Windows 10 in the last two weeks has posted its largest growth spurt since August 2015, according to data from an Irish analytics vendor.

StatCounter, which measures usage share -- a proxy for activity, but not necessarily representative of the number of devices running Windows 10 -- portrayed a large and extended string of week-over-week increases, starting around May 13 and continuing through Thursday. In the last three days -- starting Tuesday -- those gains were in excess of a percentage point, a rarity in StatCounter's Windows 10 data.

Computerworld has tracked Windows 10 growth using StatCounter's numbers since the OS's July 2015 debut by averaging the last seven days to eliminate the inevitable spikes during weekends. The results, then, show seven-day rolling averages of week-over-week changes.

The most recent growth of Windows 10 was larger than that at the end of 2015 and the beginning of 2016, when gains were likely fueled by a combination of new PCs and the holidays. Because Windows 10 has only a minor foothold in business, when consumers are at their own PCs -- on weekends but also on U.S. or global holidays -- 10's usage climbs.

win10 usage may 26 StatCounter

Windows 10's week-over-week gains have boomed in the past two weeks, exceeding the impressive growth at the end of 2015 and beginning of 2016.

Although Windows 10's growth has been easy to chart using StatCounter and other data sources, the why has been much harder to pin down. Much of Microsoft's progress in convincing or cajoling consumers into adopting Windows 10 has been a virtual black box, with little to no details from the company on how it implements what appear to be cycles of growth.

However, there are two most-probable explanations for the latest week-over-week gains.

First, consumers may have reacted to Microsoft's May 5 notice that it will end the free upgrade offer on July 29. By restating the deadline, Microsoft may have prompted large numbers of laggards to grab Windows 10 while the grabbing was gratis.

Second, Microsoft has changed how users interact with a notification that their Windows 10 upgrade, already downloaded to their machine, has been scheduled for execution. Rather than interpret the clicking of the red "X" in the upper-right corner of the pop-up window as canceling the slated upgrade, Microsoft has taken to assuming that the action actually approves the upgrade.

Users decried the change, and for good reason: Microsoft's interpretation of an X-click was not only counter to decades of user expectations but also broke the company's own design rules. The conclusion many reached: Microsoft was trying to trick Windows 7 and 8.1 users into upgrading against their wishes.

While the click-X-and-you-get-Windows-10 maneuver has been in place for at least two months -- and so one would expect that the growth would synchronize with the change -- Microsoft is in complete control over when the upgrade notices appear on customers' PCs.
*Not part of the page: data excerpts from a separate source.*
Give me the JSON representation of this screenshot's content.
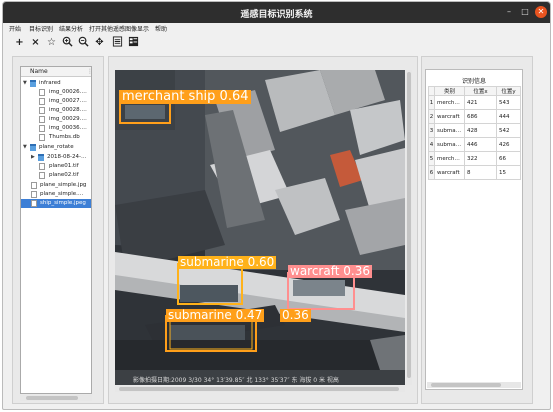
{
  "window": {
    "title": "遥感目标识别系统"
  },
  "menubar": {
    "items": [
      "开始",
      "目标识别",
      "结果分析",
      "打开其他遥感图像",
      "显示",
      "帮助"
    ]
  },
  "toolbar": {
    "icons": [
      "plus-icon",
      "close-icon",
      "star-icon",
      "zoom-in-icon",
      "zoom-out-icon",
      "move-icon",
      "list-icon",
      "detail-icon"
    ]
  },
  "filetree": {
    "header": "Name",
    "items": [
      {
        "label": "infrared",
        "type": "folder"
      },
      {
        "label": "img_00026.…",
        "type": "file"
      },
      {
        "label": "img_00027.…",
        "type": "file"
      },
      {
        "label": "img_00028.…",
        "type": "file"
      },
      {
        "label": "img_00029.…",
        "type": "file"
      },
      {
        "label": "img_00036.…",
        "type": "file"
      },
      {
        "label": "Thumbs.db",
        "type": "file"
      },
      {
        "label": "plane_rotate",
        "type": "folder"
      },
      {
        "label": "2018-08-24-…",
        "type": "folder"
      },
      {
        "label": "plane01.tif",
        "type": "file"
      },
      {
        "label": "plane02.tif",
        "type": "file"
      },
      {
        "label": "plane_simple.jpg",
        "type": "file"
      },
      {
        "label": "plane_simple.…",
        "type": "file"
      },
      {
        "label": "ship_simple.jpeg",
        "type": "file",
        "selected": true
      }
    ]
  },
  "detections": [
    {
      "label": "merchant ship 0.64",
      "color": "#ff9f1a"
    },
    {
      "label": "submarine 0.60",
      "color": "#ffb21a"
    },
    {
      "label": "warcraft 0.36",
      "color": "#ff8f8f"
    },
    {
      "label": "submarine 0.47",
      "color": "#ff9f1a"
    },
    {
      "label": "0.36",
      "color": "#ff9f1a"
    }
  ],
  "image_caption": "影像拍摄日期:2009 3/30  34° 13′39.85″ 北 133° 35′37″ 东 海拔   0 米 视高",
  "info": {
    "title": "识别信息",
    "columns": [
      "类别",
      "位置x",
      "位置y"
    ],
    "rows": [
      {
        "n": "1",
        "cls": "merch…",
        "x": "421",
        "y": "543"
      },
      {
        "n": "2",
        "cls": "warcraft",
        "x": "686",
        "y": "444"
      },
      {
        "n": "3",
        "cls": "subma…",
        "x": "428",
        "y": "542"
      },
      {
        "n": "4",
        "cls": "subma…",
        "x": "446",
        "y": "426"
      },
      {
        "n": "5",
        "cls": "merch…",
        "x": "322",
        "y": "66"
      },
      {
        "n": "6",
        "cls": "warcraft",
        "x": "8",
        "y": "15"
      }
    ]
  }
}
The company has such control by virtue of the software, and the embedded instructions, it feeds to PCs via Windows Update.

In other words, Microsoft chooses the timing of when scheduled upgrade notifications appear on users' screens.

It's likely that, even though the click-X action's results were altered some time ago, users reported the behavior only recently because Microsoft issued a widespread your-upgrade-has-been-scheduled instruction to a significant number of Windows 7 and 8.1 PCs.

The ploy appears to have paid off, at least in the coin of Windows 10 activity, which is what StatCounter measures.

Not surprisingly, some have raged against the move enough to assert that they've reached the end of their rope, and that they will abandon Windows for an alternative, typically Apple's OS X or the open-source Linux. But those reports have been rare and are probably more talk than action: It's incredibly time-consuming for a consumer or small business to switch from Windows to another operating system, a change that also necessitates application replacement.

Moving from a Windows PC to a Mac adds a monetary hit as well, as the old hardware must be ditched and new systems purchased.

Microsoft is probably counting on the inertia and willing to take whatever lumps come its way for duping customers in exchange for pushing more of them onto Windows 10.

The free Windows 10 upgrade offer has about two months left to run; Computerworld will continue to revisit user and usage share changes as that deadline approaches.